The Indian city of Bangalore (Bengaluru) has doubled in size since 2001. Now home to over 10 million people, its rapid expansion has long since outgrown its creaking municipal infrastructure. Most of its residents, for instance, are not connected to a central sanitation system. Instead septic tanks predominate, with the contents being processed in over 1,000 decentralised wastewater treatment systems.
On paper then, this urban sprawl would appear to be the perfect testing ground for new business approaches to waste management. But, as explored in the Stockholm Water Week session Sanitation Business Models for safe resource recovery and re-use, making that a reality is fraught with challenges.
The case for de-centralised, privately run waste management in developing cities is compelling. Miriam Otoo, an economist at the International Water Management Institute, is part of a team looking at business models for safe re-use of wastewater and septage (human waste deposited in septic tanks) across the globe. In her presentation she emphasized the role that resource recovery and re-use (RRR) can play in improving health and protecting the environment. Integrated business models throughout the sanitation value chain can turn waste into valuable resources such as biofuels or fertilizer and save water, thus leading to even broader livelihood improvements.
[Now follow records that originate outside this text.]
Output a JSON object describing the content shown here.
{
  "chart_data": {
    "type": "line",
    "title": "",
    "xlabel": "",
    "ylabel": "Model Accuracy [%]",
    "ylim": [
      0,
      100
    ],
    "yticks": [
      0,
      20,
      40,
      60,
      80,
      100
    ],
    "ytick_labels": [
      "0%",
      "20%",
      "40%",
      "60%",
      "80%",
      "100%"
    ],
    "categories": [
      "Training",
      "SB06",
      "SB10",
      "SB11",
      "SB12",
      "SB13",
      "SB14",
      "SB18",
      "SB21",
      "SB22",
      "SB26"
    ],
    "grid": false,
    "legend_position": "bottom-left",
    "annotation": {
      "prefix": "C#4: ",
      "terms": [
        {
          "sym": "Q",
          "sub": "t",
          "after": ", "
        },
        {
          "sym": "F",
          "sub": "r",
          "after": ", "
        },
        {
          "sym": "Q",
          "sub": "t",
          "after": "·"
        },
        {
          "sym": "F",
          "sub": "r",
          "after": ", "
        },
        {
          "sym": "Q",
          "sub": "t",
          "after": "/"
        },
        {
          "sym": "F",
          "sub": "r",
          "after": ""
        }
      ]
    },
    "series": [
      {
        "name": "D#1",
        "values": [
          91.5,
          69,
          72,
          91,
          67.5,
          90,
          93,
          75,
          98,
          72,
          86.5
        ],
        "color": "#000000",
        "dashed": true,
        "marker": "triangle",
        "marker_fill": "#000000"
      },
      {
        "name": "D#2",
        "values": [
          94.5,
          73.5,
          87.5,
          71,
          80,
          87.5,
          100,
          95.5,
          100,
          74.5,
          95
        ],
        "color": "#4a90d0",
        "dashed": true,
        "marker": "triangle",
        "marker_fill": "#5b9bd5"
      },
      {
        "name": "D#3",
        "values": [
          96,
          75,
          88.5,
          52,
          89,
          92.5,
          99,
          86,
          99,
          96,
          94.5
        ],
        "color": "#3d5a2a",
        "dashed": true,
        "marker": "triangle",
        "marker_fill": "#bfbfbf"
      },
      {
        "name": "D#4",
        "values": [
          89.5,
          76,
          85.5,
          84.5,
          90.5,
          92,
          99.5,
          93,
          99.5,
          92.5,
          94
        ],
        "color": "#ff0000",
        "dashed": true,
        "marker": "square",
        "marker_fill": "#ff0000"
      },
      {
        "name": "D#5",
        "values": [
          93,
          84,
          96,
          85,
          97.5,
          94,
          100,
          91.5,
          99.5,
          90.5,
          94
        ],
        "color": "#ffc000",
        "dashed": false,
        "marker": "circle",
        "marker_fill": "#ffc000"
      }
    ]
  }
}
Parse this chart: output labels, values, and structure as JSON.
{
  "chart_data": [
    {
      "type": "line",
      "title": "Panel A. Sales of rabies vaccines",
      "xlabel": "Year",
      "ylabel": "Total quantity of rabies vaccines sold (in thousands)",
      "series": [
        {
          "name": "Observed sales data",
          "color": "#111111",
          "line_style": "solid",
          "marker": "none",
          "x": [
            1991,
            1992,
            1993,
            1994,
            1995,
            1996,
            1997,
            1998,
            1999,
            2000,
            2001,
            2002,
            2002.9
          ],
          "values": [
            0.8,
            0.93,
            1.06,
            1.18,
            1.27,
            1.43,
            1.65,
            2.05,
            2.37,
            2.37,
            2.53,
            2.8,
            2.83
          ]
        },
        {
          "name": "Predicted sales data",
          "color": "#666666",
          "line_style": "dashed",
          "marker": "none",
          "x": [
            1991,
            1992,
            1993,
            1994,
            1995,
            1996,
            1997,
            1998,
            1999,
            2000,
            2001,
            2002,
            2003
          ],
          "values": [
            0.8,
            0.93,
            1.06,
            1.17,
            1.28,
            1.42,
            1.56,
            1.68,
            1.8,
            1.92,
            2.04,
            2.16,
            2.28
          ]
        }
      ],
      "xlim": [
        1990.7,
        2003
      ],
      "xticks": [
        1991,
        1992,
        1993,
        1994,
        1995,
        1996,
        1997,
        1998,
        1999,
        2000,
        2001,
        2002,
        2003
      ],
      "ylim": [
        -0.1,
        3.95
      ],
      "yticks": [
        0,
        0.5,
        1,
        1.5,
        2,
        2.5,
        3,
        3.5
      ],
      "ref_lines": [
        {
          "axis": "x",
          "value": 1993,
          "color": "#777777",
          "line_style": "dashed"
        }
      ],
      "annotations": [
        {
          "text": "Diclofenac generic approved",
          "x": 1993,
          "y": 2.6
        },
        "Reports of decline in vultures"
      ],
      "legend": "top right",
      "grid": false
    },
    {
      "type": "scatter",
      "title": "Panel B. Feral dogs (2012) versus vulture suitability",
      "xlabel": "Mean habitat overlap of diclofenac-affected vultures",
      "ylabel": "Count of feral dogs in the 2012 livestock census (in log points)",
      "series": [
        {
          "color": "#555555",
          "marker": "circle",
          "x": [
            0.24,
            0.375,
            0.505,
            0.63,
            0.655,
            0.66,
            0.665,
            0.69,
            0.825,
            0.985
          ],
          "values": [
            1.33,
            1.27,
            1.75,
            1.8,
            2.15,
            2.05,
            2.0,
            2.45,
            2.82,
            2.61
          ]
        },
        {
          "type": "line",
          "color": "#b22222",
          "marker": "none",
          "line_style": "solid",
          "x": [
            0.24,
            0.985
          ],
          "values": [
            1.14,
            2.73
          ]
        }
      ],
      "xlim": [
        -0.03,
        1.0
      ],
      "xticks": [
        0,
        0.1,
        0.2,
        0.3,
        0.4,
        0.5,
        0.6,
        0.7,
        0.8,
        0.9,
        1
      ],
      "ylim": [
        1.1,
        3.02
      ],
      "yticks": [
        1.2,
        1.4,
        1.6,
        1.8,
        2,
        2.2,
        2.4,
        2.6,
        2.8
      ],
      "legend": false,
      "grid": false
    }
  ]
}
Most sanitation initiatives to reuse waste have depended heavily on subsidies, remained small or did not survive beyond their pilot phase. A new approach is needed to make RRR solutions viable at scale and protective of public health. The IWMI team is compiling data on over 150 business cases and asking the critical question: Why are some so successful?
The variation in profitability is striking. In Sri Lanka, there are over 100 composting plants. Cost-recovery for these sites ranges from a paltry 3% to 100%. The team wanted to know why there was such variability, said Otoo, adding that there are a wide range of variables from market demand, time to profit and the various health and environmental risks.
The permit Raj
In a partial answer to Otoo’s question, Stefan Reuter of the Bremen Overseas Research and Development Association (BORDA), related the organisation’s experiences of trying to set up a wastewater treatment initiative in Bangalore. Operating on the principle that “what will not be maintained should not be built”, BORDA looked at approaches that did not rely on centralised treatment plants. These rarely attract the attentions of India’s engineers, who are generally lured by the far more glamorous world of spiffy new buildings and imposing public infrastructure.
The technology is well established, however, and the team were hopeful of success. But progress was slow. In part, said Reuter, this has been due to the maze of regulation they have been forced to negotiate. At least seven national ministries are involved in regulating various aspects of the sector, plus 4 technical wings of ministries, the state government, various parastatal organisations and local government bodies. There are nine separate pieces of legislation regulating the sector and a whopping 43 different legislative and policy guidelines must be addressed.
Some of the red tape, says Reuter, is designed to protect the livelihoods of current service providers who are traditional manual scavengers. Their work is highly risky as it exposes them to human waste. This creates contradictions for more organised RRR businesses for whom risk control is a vital consideration.
Success – it’s a gas!
When the authorities get behind RRR, however, the results can be impressive. Regina Dube of GIZ spoke about their experiences setting up an organic waste and wastewater fermenting plant in Nashik, Maharashtra. The site produces bio-gas which is a valuable fuel in energy starved India.
The original plan has been to set up the plant in Delhi, but they soon discovered that actually getting hold of organic waste would be difficult. Major hotels in the city auction their food waste to the highest bidder and it usually ends up as fodder for peri-urban piggeries.
But the smaller city of Nashik was more supportive. Again bureaucracy was a challenge. Unending rounds of elections for local councils, for instance, lead to loss of impetus as carefully nurtured contacts were lost, and new relationships had to be established.
But waste collection was already well organised. €1 million was invested and the plant is now running successfully producing 3300 Kw of energy per day. This is not spectacularly profitable, but does save the municipality considerable sums on collection and transport of waste, and in avoided costs for dealing with septage.
As the world urbanises at breakneck speed, RRR approaches to waste management will become ever more critical. The success stories are already out there, but rapid expansion is urgently needed. Legislators take note!